Table I shows that the accuracies of the MLSP and MLSPCF methods in the LDPE / cancellous-bone-mimicking phantom slab experiment were on the order of 1 dB/cmMHz for attenuation coefficient slopes. This accuracy is not great but not bad considering the wide range of attenuation coefficient slopes reported for fast waves (bovine: 60 – 102 dB/cmMHz; human: 20 – 140 dB/cmMHz) and slow waves (bovine: 17 – 26 dB/cmMHz; human: 18 – 40 dB/cmMHz) in cancellous bone (Cardoso, et al., 2003). Similarly the accuracies for the MLSP and MLSPCF methods were on the order of 100 m/s and 69 m/s respectively for fast wave phase velocity (at 500 kHz) and 29 m/s and 10 m/s for slow wave phase velocity (at 500 kHz). This accuracy is not great but not bad considering the wide range of phase velocities reported for fast waves (bovine: 1710 – 3500 m/s; human: 1480 – 2900 m/s) and slow waves (bovine: 1175 – 1480 m/s; human: 1210 m/s – 1485 m/s) in cancellous bone (Hosokawa and Otani, 1997; Hughes et al., 1999; Cardoso, et al., 2003; Mizuno et al., 2009). When higher accuracy is required, alternative methods (Marutyan et al., 2007) may be useful but can carry the price of increased complexity and computation time. The Bayesian method (Marutyan et al., 2007) may be particularly valuable for estimation of wave parameters under challenging conditions when the MLSP and MLSPCF methods begin to break down—e.g., low fast/slow wave phase velocity differential, low wave amplitude (relative to the higher-amplitude wave), or low SNR.

Since the MLSP and MLSPCF methods perform functional fits in frequency domain, their performances tend to improve with bandwidth. The MLSP and MLSPCF methods produce estimates of phase velocity only at the reference frequency rather than across the entire frequency band of analysis. Full frequency-dependent phase velocity, if required, may be estimated using Equation 4 and the MLSP- or MLSPCF-method based estimates of attenuation coefficient slope and phase velocities at the reference frequency (ω₀).

The values for attenuation coefficient slope and phase velocity in the polycarbonate plate and cancellous-bone-mimicking phantom (Figure 6) differed somewhat from values previously reported (Wear, 2010). Some reasons for the discrepancy may include 1) different samples of polycarbonate were used in the two studies, 2) different cancellous-bone-mimicking phantoms were used in the two studies (although they had the same manufacturer and model), 3) the analysis bandwidth was 200–800 kHz in the present study instead of 200–650 kHz in the previous study, 4) phantoms were somewhat inhomogeneous and measurements varied with exact volume of interrogation, and 5) the temperature of the water was 18.6° in the present study instead of 19.9° in the previous study.

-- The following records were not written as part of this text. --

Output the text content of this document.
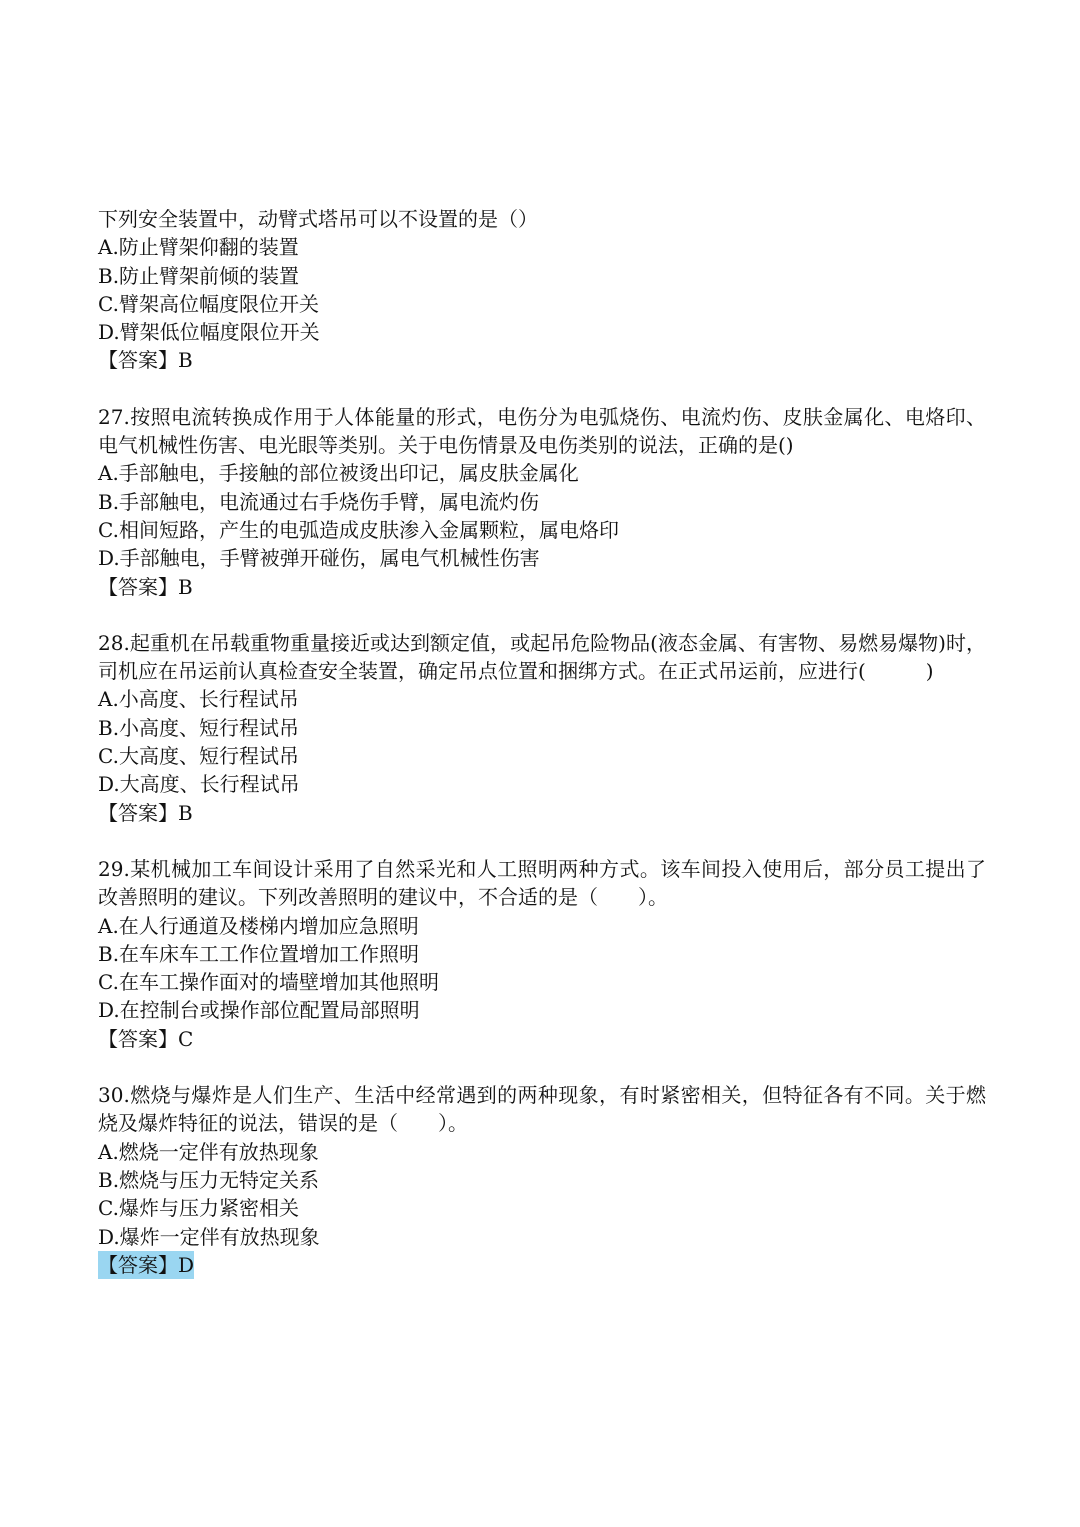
下列安全装置中，动臂式塔吊可以不设置的是（）

A.防止臂架仰翻的装置

B.防止臂架前倾的装置

C.臂架高位幅度限位开关

D.臂架低位幅度限位开关

【答案】B

27.按照电流转换成作用于人体能量的形式，电伤分为电弧烧伤、电流灼伤、皮肤金属化、电烙印、电气机械性伤害、电光眼等类别。关于电伤情景及电伤类别的说法，正确的是()

A.手部触电，手接触的部位被烫出印记，属皮肤金属化

B.手部触电，电流通过右手烧伤手臂，属电流灼伤

C.相间短路，产生的电弧造成皮肤渗入金属颗粒，属电烙印

D.手部触电，手臂被弹开碰伤，属电气机械性伤害

【答案】B

28.起重机在吊载重物重量接近或达到额定值，或起吊危险物品(液态金属、有害物、易燃易爆物)时，司机应在吊运前认真检查安全装置，确定吊点位置和捆绑方式。在正式吊运前，应进行(　　　)

A.小高度、长行程试吊

B.小高度、短行程试吊

C.大高度、短行程试吊

D.大高度、长行程试吊

【答案】B

29.某机械加工车间设计采用了自然采光和人工照明两种方式。该车间投入使用后，部分员工提出了改善照明的建议。下列改善照明的建议中，不合适的是（　　）。

A.在人行通道及楼梯内增加应急照明

B.在车床车工工作位置增加工作照明

C.在车工操作面对的墙壁增加其他照明

D.在控制台或操作部位配置局部照明

【答案】C

30.燃烧与爆炸是人们生产、生活中经常遇到的两种现象，有时紧密相关，但特征各有不同。关于燃烧及爆炸特征的说法，错误的是（　　）。

A.燃烧一定伴有放热现象

B.燃烧与压力无特定关系

C.爆炸与压力紧密相关

D.爆炸一定伴有放热现象

【答案】D
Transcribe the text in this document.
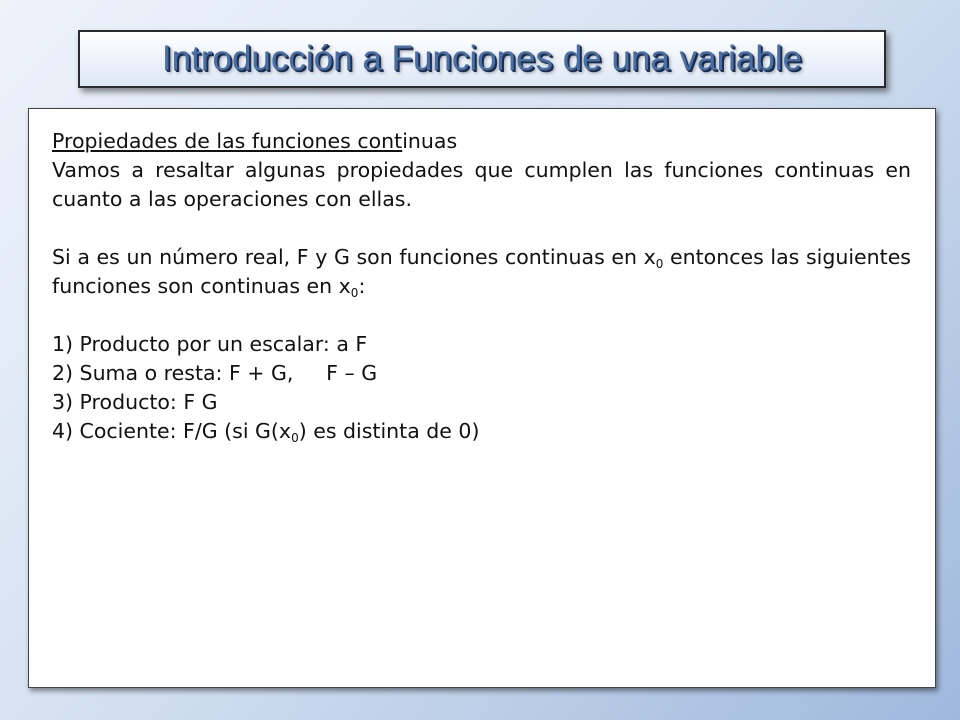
Introducción a Funciones de una variable

Propiedades de las funciones continuas

Vamos a resaltar algunas propiedades que cumplen las funciones continuas en cuanto a las operaciones con ellas.

Si a es un número real, F y G son funciones continuas en $x_0$ entonces las siguientes funciones son continuas en $x_0$:

1) Producto por un escalar: a F
2) Suma o resta: F + G, F – G
3) Producto: F G
4) Cociente: F/G (si $G(x_0)$ es distinta de 0)
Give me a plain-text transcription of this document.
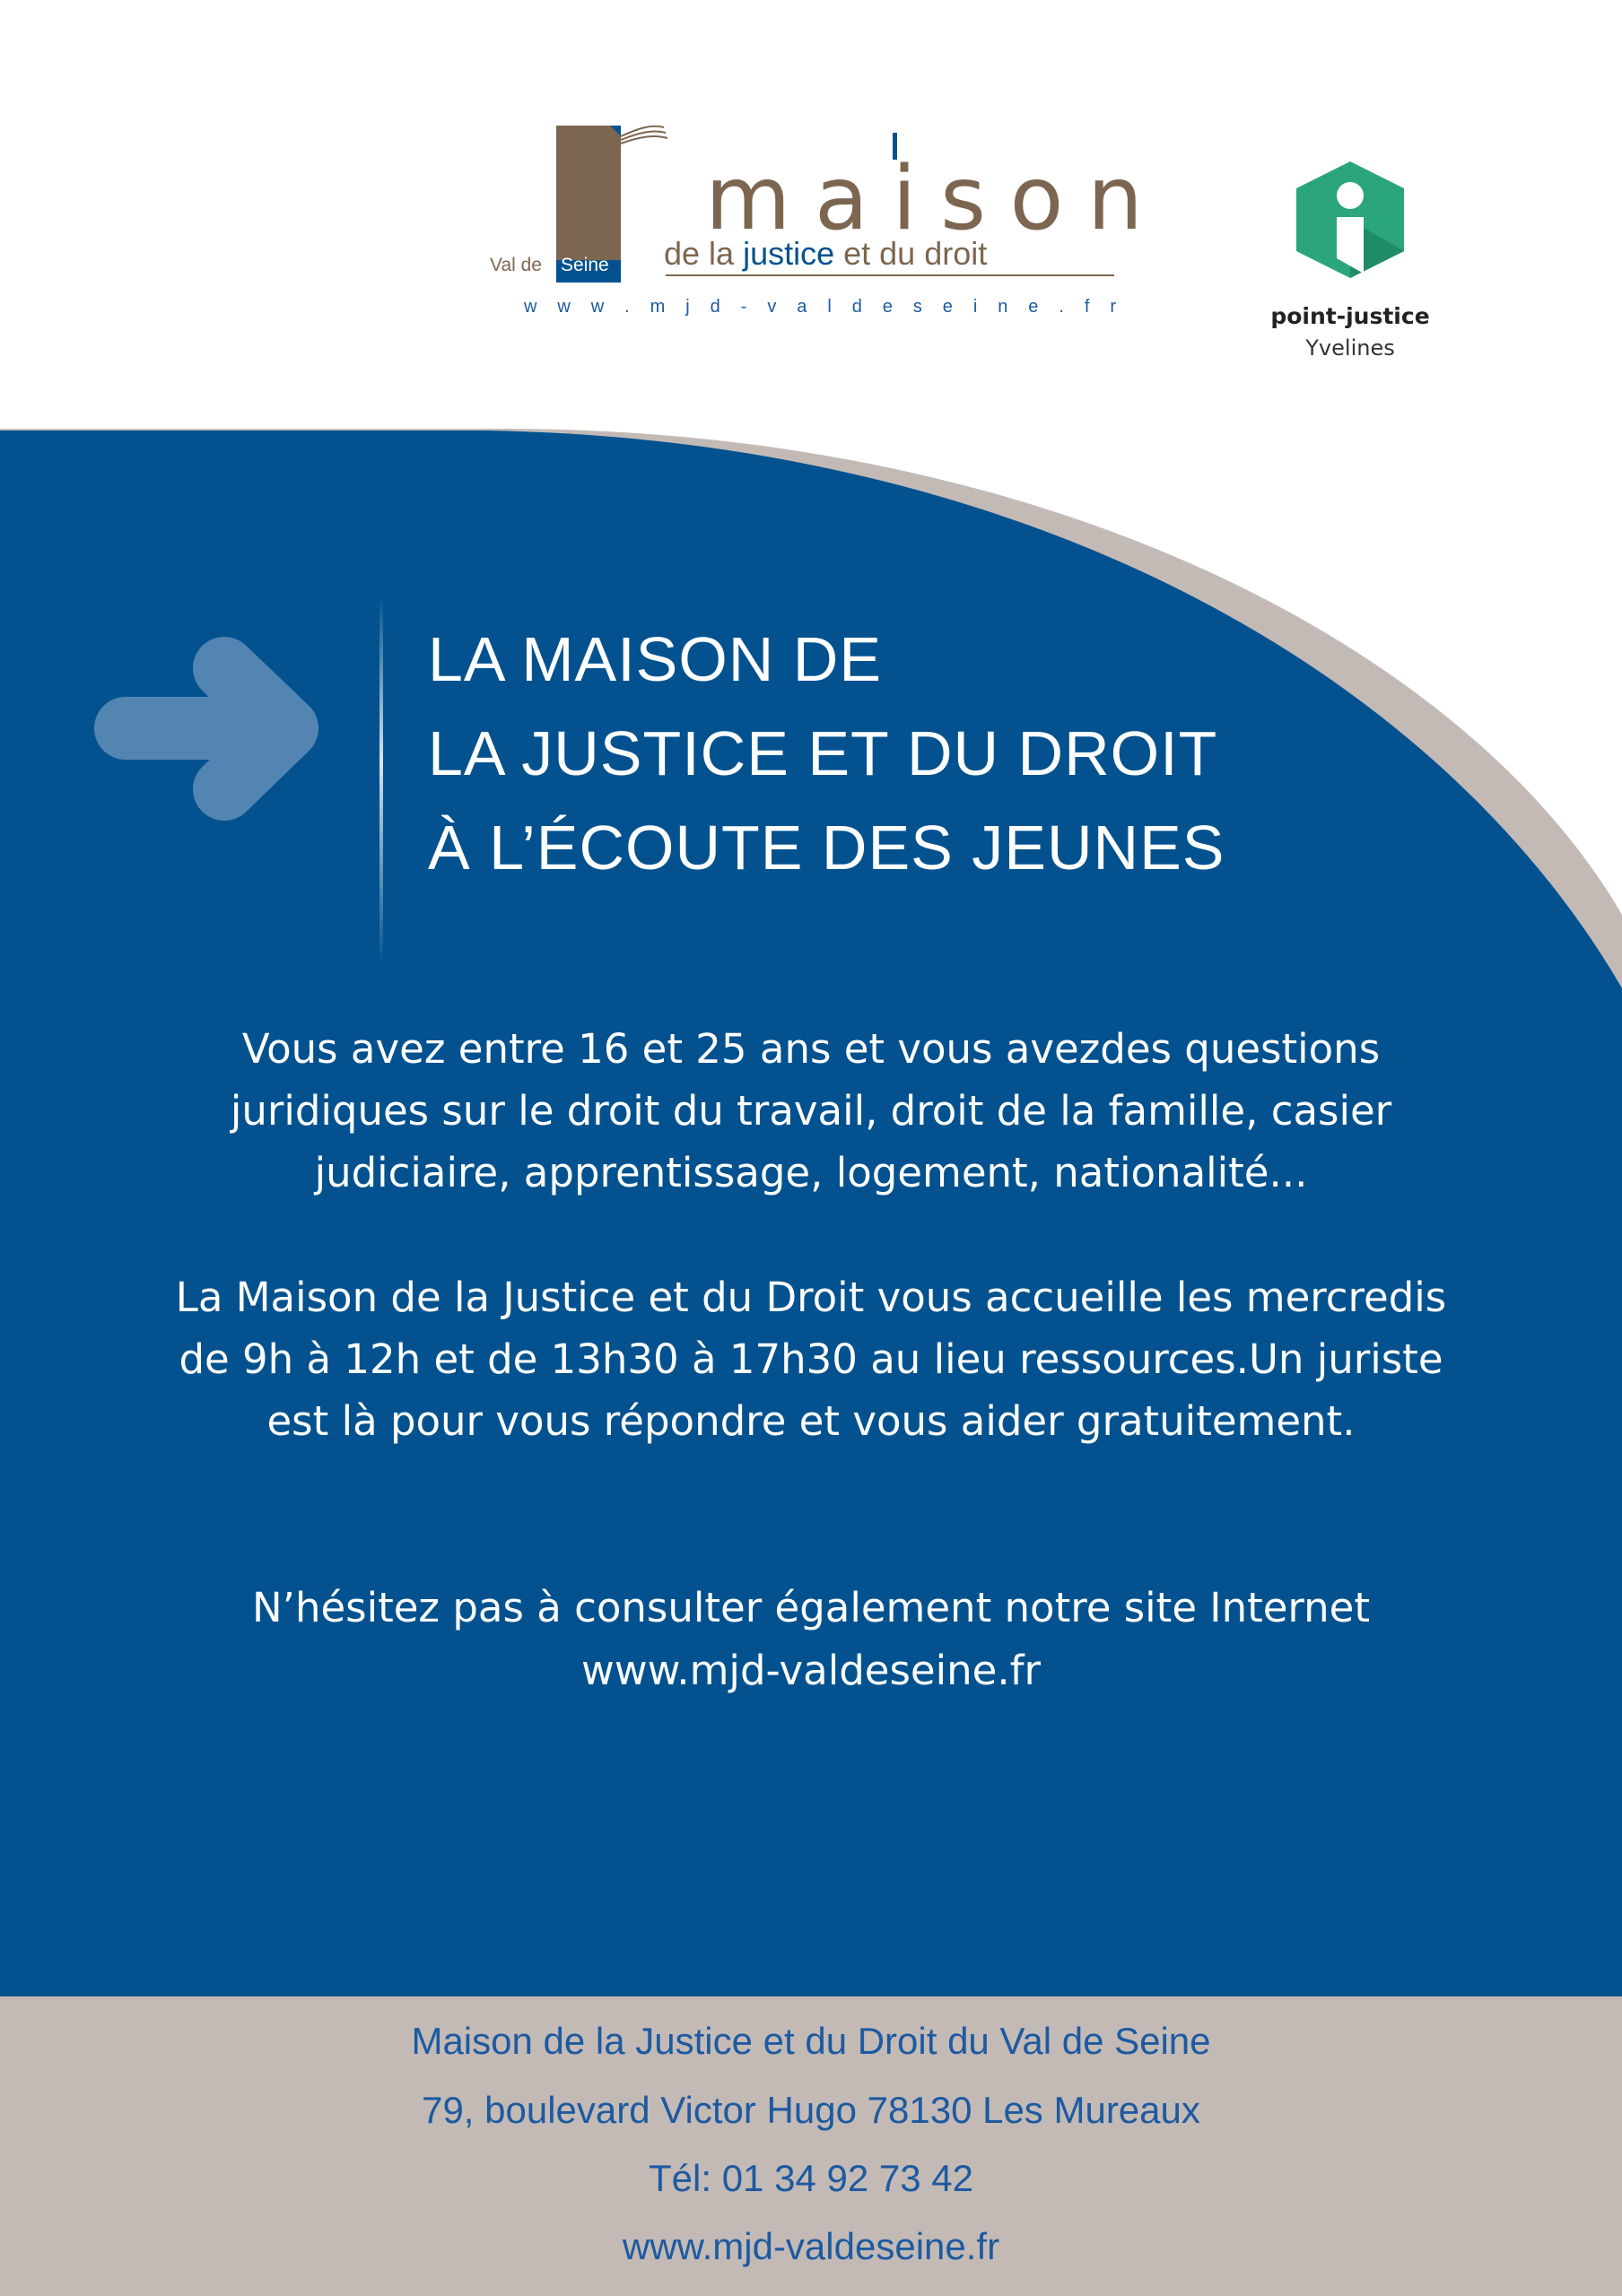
maison
de la justice et du droit
Val de Seine
w w w . m j d - v a l d e s e i n e . f r	point-justice
Yvelines
LA MAISON DE
LA JUSTICE ET DU DROIT
À L’ÉCOUTE DES JEUNES
Vous avez entre 16 et 25 ans et vous avezdes questions
juridiques sur le droit du travail, droit de la famille, casier
judiciaire, apprentissage, logement, nationalité...
La Maison de la Justice et du Droit vous accueille les mercredis
de 9h à 12h et de 13h30 à 17h30 au lieu ressources.Un juriste
est là pour vous répondre et vous aider gratuitement.
N’hésitez pas à consulter également notre site Internet
www.mjd-valdeseine.fr
Maison de la Justice et du Droit du Val de Seine
79, boulevard Victor Hugo 78130 Les Mureaux
Tél: 01 34 92 73 42
www.mjd-valdeseine.fr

In addition, in the present study, the values for attenuation coefficient slope and phase velocity for the cancellous-bone-mimicking phantom (Figure 6) and the cancellous-bone-mimicking phantom slab (Table 1) were somewhat different. Some reasons for the discrepancy may include 1) the slab was cut from an older sample and properties may have drifted with age, 2) the cut surface of the phantom slab was not perfectly planar (because rubber-like materials are difficult to cut), and 3) the phantoms were somewhat inhomogeneous and measurements varied with exact volume of interrogation.

In conclusion, the MLSP and MLSPCF methods are fast and reasonably accurate for estimating amplitudes, attenuation coefficient slopes and phase velocities in two-component pulses but can exhibit degraded performance for insufficient values of fast/slow phase velocity differential, wave relative amplitude. or SNR. The MLSPCF method often exhibits lower bias for phase velocity than the MLSP method.